(NaturalNews) A controlled study conducted in the U.S by researchers at the National Cancer Institute indicates that men and women whose diets are high in red or processed meats are more likely to die from cancer or heart disease. The study included data collected over a 10-year period between 1995 and 2005, and involved half a million males and females between the ages of 50 and 71.
According to the results of the study, published this week in the Archives of Internal Medicine, those who ate 4 ounces of red meat per day - or a serving equal to a small steak - had a more than 30 percent increased mortality rate compared to those who ate the smallest amount of red meat.
Last week the Ottawa Citizen reported that the Canadian Cancer Society, in response to the study, is planning to change its recommended limit on red and processed meats. Heather Chappell, the Canadian Cancer Society's senior manager of cancer control policy says, "This takes it that next step and actually looks at the impact that has on cancer deaths. This really is a significant addition to our body of knowledge in this area."
322,263 men and 223,390 women from eight U.S. states filled out questionnaires detailing their usual food and drink consumption. The red meat included beef, cold cuts, hamburger, liver, pork, sausage, as well as meats in prepared meals such as pizza and lasagna. White meat included chicken, turkey, fish, cold cuts, tuna, and sausages made from poultry.
The heaviest meat eaters ate about 8 1/2 servings of meat per week and had a 31 per cent increase in mortality rates in comparison to the lightest meat eaters, who consumed about one serving of meat per week.
Jennifer Macey of Australia's AM radio broadcast interviewed one of the authors of the study, Dr.
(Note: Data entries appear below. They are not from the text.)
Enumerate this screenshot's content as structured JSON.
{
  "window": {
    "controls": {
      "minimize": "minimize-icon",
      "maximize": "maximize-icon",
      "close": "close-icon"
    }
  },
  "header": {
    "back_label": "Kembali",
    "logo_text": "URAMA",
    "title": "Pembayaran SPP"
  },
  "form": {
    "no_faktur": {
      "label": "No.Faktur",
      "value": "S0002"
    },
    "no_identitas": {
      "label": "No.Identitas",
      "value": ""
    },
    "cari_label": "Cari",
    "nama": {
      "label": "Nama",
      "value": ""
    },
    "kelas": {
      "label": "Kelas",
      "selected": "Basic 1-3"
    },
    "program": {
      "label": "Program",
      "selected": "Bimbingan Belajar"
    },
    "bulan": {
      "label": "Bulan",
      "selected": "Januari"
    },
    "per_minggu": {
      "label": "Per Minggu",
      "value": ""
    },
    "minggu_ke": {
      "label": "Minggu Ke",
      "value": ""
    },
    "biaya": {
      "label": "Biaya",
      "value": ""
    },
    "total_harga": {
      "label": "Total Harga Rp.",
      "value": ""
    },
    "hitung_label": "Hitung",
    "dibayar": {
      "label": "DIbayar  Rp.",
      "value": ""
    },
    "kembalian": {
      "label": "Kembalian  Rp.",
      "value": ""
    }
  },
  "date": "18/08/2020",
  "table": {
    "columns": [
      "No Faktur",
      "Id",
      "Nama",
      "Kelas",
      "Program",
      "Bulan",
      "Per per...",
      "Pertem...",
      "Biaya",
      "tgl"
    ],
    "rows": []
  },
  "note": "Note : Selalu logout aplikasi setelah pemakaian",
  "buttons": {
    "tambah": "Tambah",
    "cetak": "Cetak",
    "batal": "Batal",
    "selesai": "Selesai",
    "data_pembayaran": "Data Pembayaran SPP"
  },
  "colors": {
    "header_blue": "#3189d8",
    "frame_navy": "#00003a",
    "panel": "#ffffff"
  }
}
Rashmi Sinha, to inquire about methods used to ensure that results were due to red and processed meat consumption and not due to other factors.
Sinha explains, "We were controlled for many different factors such as body mass index, family history of cancer, alcohol intake, education, smoking, other dietary factors, so we tried to control to the best of our ability with the information that we had."
The researchers reported that if the lowest level of intake of meats was consumed by all participants, 11 per cent of deaths in men and 16 per cent of deaths in women could have been prevented.
Cancer deaths increased by 22 per cent, and cardiovascular-related deaths increased by 27 per cent among the heavy meat eaters that were male. For females, the increases in death rates among the heavy meat eaters were 20 per cent for cancer and 50 per cent for heart disease.
This study was much broader in scope than past studies that have compared death rates in different types of meat eaters. Prior studies have been conducted involving vegetarian populations in the U.S. and Europe, as well as on Seventh-Day Adventists, who promote a vegetarian diet.
Sinha explained, "They combined their results, so it was a bit more ambiguous. This is a big study. That's what's interesting."
These results come on the heels of a similar study conducted in the U.K. that analyzed data from 52,700 men and women. In that U.K. study, those that did not eat meat had a significantly lower risk of cancer than those that did eat meat.